In Confessions of an Advertising Man, David Ogilvy shares his lessons from advertising consumer brands worldwide in the fifties and sixties in an eleven-chapter playbook of more than two hundred rules that cover corporate and subject matter aspects, the latter focused on the copywriting and illustrations of advertising campaigns for printed media. Two editions were released, in 1963 and 1988.

Summary of the 1963 edition 
I - Managing an advertising agency is like managing any other creative business. Ogilvy articulates the ten anchors that underpinned the corporate culture of his agency’s 497 employees in 1963: they work hard, combine intelligence with intellectual honesty, put passion in what they do, do not soak up to their bosses, are self-confident, do not hire their spouses but future successors who they build up, have gentle manners, are well-organised and deliver work on time.

II - Ogilvy founded his agency in 1948 with $6,000 and the financial backing of his brother, Francis, then MD at Mather & Crowther, an advertising agency in London. In 1963, Ogilvy, Benson & Mather billed for $55m and had nineteen clients, of which Chase, Standard Oil (NJ), Shell, KLM, Rolls-Royce and Guinness. All had good products, which Ogilvy was proud to advertise and all gave the agency an opportunity to make a profit or create great campaigns.

III - Agencies have better chances of keeping their clients if they put their best people on serving them, instead of chasing prospects. and are vigilant about the quality of client relationships at all hierarchical levels, if they invest in testing new campaigns and using clients’ products. Agencies should refuse to take companies that fire their agencies frequently and actively resign accounts who dictate their campaigns, are unprofitable or whose products got worse.

IV - Ogilvy also offers fifteen rules for businesses who want to be good clients of agencies. His main advice is to emancipate agencies from fear, tolerate genius, not bog them down with committees but brief their agency very thoroughly.

V - Great campaigns, those that drive product sales without drawing attention to themselves, build on the specific knowledge acquired by mail-order advertisers, department stores, research departments and direct market experience. Ogilvy encapsulates them into eleven great campaign commandments. There is no great campaign without a Big Idea. Ogilvy strongly advises to demonstrate the benefit to the customer specifically and factually.

VI - Potent copy results from being very disciplined in the writing of headlines and body copies. Doing so Ogilvy delivered his “best headline ever”, for Rolls-Royce: “At Sixty Miles an Hour, the Loudest Noise in the New Rolls-Royce Comes from the electric clock”; it was followed by a 719-word body copy, which he later increased to 1,400 following positive readers’ reactions to the first.

VII - The same artistic discipline applied to illustrations can arouse reader’s curiosity, such as the eye patch of the Hathaway man. Ogilvy distils his extensive know-now through forty-one specific commandments such as those three: i) photographs sell more than illustrations (because they are closer to reality and therefore more believable), ii) people are more attracted to faces of the same sex than the opposite, iii) never set the copy in reverse (white type on a black background).

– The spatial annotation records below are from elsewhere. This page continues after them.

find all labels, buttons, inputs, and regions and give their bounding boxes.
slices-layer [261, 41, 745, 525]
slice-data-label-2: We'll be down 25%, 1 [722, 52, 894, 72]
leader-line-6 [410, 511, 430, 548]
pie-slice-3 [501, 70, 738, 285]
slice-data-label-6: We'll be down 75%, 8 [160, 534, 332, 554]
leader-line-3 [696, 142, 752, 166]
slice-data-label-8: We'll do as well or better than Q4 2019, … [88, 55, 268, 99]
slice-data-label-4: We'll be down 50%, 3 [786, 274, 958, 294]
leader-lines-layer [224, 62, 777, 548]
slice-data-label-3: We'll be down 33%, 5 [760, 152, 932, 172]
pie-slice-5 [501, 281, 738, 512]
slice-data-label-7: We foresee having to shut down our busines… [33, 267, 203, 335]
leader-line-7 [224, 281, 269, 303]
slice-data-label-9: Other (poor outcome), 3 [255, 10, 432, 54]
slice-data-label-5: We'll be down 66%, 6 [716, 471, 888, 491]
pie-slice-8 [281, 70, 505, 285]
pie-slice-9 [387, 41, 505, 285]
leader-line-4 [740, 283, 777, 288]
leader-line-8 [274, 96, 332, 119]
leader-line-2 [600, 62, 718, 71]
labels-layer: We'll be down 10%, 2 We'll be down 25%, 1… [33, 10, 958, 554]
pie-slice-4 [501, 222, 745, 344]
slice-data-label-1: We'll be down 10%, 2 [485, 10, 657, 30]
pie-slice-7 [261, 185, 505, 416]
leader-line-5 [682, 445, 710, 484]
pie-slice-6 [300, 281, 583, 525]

VIII - As television was still a rather new medium in 1963, this chapter is short: four pages vs twenty-three devoted to advertising in printed media.

IX - These rules are further refined to the advertisement of food, travel and drug products. For instance, good food advertising is centred around the appetite appeal, makes food the hero, shows it in colour with a readable recipe.

X - Ogilvy lists twenty behaviours that will get young people to climb the hierarchical ladder faster than their fellow colleagues. Being ambitious without being aggressive, working hard to become an expert of their clients’ industry, preferring a speciality to account management and rising to the occasion will all lead them faster to the top of the tree.

XI - The book ends by discussing whether advertising should be abolished. Ogilvy’s own experience is that informative advertising is more profitable than “combative” advertising and although his views are pro-business he closes by noting that "advertising [...] should not be abolished [...] but reformed".

Additions of the 1988 edition 
In his foreword, Sir Alan Parker recalls he worked at Ogilvy in the mid sixties. Back then the Confessions were required reading and the equivalent of Mao’s Little Red Book. Undoubtedly, the book has made the profession cool and almost respectable.

In the Story Behind this Book, Ogilvy summarises a quarter of a century of growth since the first edition with two numbers: his agency has grown sixtyfold and the Confessions have sold a million copies in fourteen languages. David Ogilvy calls out three specific rules of the 1963 edition which have been invalidated by research and market experiments, and points out that the chapter on TV commercials is inadequate. However, the nine founding principles of Ogilvy & Matther’s corporate culture that were described in the 1963 edition remain valid. The most important of them is probably the first one: “We sell - or else.”